Bilbao
Viajo a Bilbao y visito otra vez esa fabulosa criatura que se les ha tumbado junto a la ría, el Museo Guggenheim, con sus formas imposibles y su piel de titanio. Las placas que recubren el museo son tan finas que tiemblan con el viento; Frank O. Gehry, el arquitecto, dice que ese ligero latido del metal es el modo en que respira el edificio. El aliento de la bestia. Y es que el Guggenheim tiene algo de bicho perezoso; y el interior, con su esplendor de curvas y su complejidad orgánica, es un inmenso estómago. Entras en ese animal y te digiere.Bilbao está orgulloso de su museo, y con razón: es deslumbrante. Todo ese talento y esa belleza son el espejo en el que se mira la sociedad bilbaína, y, por extensión, la totalidad del País Vasco. Para eso sirven las grandes obras públicas: para simbolizar la identidad de un pueblo, sus sueños, sus deseos. Las sociedades se expresan con una gramática arquitectónica, con palabras de piedra, de cristal y de hierro. Y Bilbao se ha definido a sí mismo con un museo internacional de arte moderno. Cultura, creatividad, modernidad, cosmopolitismo: está claro que el Guggenheim nos habla de una voluntad de convivencia, de normalización y de futuro. No es casual que ETA intentara reventar la inauguración con una bomba; el museo es demasiado hermoso, demasiado emblemático, demasiado vital y esperanzador para unos individuos tan impregnados de muerte y de fealdad como los etarras.

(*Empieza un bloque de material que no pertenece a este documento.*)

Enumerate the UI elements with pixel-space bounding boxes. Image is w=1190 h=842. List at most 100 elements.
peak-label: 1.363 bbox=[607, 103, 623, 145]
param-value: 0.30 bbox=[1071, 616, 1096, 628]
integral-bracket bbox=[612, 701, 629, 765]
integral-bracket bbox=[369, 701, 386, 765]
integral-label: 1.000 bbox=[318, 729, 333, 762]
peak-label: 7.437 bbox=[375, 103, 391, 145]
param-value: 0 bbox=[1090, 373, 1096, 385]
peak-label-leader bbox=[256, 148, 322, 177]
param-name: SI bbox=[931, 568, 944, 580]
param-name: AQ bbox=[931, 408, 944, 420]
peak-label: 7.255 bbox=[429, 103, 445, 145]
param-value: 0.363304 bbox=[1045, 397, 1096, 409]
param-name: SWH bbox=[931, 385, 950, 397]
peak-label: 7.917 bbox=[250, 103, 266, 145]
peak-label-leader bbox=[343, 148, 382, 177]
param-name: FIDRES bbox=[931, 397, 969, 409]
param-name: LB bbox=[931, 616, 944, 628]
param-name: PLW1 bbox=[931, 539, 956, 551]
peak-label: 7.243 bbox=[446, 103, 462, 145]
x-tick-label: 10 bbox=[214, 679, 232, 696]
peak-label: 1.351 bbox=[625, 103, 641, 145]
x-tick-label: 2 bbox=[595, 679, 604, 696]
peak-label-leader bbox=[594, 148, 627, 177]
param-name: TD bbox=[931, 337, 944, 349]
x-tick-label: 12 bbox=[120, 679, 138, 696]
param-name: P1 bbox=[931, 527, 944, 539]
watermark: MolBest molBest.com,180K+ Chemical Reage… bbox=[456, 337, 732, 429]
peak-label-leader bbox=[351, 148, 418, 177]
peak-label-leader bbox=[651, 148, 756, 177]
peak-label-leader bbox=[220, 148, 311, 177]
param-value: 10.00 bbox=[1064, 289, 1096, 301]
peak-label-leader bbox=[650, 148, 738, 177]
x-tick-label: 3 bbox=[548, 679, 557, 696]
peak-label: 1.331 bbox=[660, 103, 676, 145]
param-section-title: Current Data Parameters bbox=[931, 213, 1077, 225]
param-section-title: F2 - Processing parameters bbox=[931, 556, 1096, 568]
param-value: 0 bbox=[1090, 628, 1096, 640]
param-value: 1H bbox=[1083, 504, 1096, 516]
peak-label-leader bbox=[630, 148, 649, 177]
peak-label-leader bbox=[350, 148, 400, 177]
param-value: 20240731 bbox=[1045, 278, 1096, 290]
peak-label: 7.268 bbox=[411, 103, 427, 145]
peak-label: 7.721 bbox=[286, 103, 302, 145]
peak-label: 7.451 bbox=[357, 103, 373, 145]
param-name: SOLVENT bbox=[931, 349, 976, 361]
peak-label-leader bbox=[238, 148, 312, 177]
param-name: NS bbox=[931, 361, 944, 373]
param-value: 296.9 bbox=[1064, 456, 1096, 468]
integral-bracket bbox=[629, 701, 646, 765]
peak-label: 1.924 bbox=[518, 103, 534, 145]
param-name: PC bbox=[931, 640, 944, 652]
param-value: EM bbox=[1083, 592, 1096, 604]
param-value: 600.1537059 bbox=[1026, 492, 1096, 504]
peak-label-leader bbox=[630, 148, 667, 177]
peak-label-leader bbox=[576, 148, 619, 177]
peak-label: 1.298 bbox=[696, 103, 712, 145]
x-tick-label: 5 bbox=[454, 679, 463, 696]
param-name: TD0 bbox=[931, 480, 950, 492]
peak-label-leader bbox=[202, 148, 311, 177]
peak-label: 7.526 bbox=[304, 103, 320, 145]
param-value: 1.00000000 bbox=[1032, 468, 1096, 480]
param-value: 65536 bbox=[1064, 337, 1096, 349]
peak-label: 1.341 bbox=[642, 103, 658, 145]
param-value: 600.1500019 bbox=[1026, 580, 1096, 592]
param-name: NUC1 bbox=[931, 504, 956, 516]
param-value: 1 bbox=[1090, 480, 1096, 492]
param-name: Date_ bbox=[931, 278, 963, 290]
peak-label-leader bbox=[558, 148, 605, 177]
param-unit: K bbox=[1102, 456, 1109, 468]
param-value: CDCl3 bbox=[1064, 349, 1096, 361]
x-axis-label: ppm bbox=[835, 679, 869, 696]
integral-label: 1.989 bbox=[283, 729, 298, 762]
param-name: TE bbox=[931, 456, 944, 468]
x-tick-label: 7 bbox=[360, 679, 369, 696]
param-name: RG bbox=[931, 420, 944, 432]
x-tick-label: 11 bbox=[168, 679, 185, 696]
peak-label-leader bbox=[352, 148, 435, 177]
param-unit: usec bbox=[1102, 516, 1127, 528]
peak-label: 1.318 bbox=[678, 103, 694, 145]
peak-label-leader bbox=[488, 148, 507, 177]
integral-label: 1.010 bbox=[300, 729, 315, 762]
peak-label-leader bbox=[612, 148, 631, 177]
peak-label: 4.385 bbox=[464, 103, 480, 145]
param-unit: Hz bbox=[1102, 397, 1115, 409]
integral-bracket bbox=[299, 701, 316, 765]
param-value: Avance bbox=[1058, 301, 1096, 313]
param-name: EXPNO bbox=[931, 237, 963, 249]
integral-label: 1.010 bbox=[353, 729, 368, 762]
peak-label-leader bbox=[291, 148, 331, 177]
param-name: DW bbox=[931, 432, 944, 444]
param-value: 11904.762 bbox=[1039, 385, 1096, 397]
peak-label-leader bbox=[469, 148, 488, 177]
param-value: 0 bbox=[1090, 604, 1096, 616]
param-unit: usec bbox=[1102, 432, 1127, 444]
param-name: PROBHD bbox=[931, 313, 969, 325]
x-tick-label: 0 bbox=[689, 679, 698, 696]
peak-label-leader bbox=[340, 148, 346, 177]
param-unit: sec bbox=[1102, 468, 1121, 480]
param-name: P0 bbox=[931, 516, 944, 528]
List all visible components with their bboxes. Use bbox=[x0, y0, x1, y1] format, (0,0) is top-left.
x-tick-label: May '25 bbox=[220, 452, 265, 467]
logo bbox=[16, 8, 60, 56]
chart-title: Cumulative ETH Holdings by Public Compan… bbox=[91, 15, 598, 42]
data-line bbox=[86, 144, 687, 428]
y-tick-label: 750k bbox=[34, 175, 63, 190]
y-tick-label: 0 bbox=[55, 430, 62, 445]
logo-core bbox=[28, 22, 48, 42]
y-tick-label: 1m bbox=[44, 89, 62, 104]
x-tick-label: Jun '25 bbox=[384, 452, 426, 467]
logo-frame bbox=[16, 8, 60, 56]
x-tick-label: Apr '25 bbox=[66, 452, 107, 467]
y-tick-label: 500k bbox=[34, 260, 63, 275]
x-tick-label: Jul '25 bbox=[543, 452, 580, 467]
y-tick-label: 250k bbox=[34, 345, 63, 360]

Pero a la larga, la vida, siempre tenaz, acaba por imponerse. Ahí está el Ulster, labrándose día a día la paz contra los violentos y logrando un acuerdo de coexistencia que, hasta hace muy poco, nos hubiera parecido tan bello e imposible como imposible y bello es el edificio de Gehry. Ese Museo Guggenheim que es un monumento a la civilidad, el orgullo de Bilbao y su esperanza.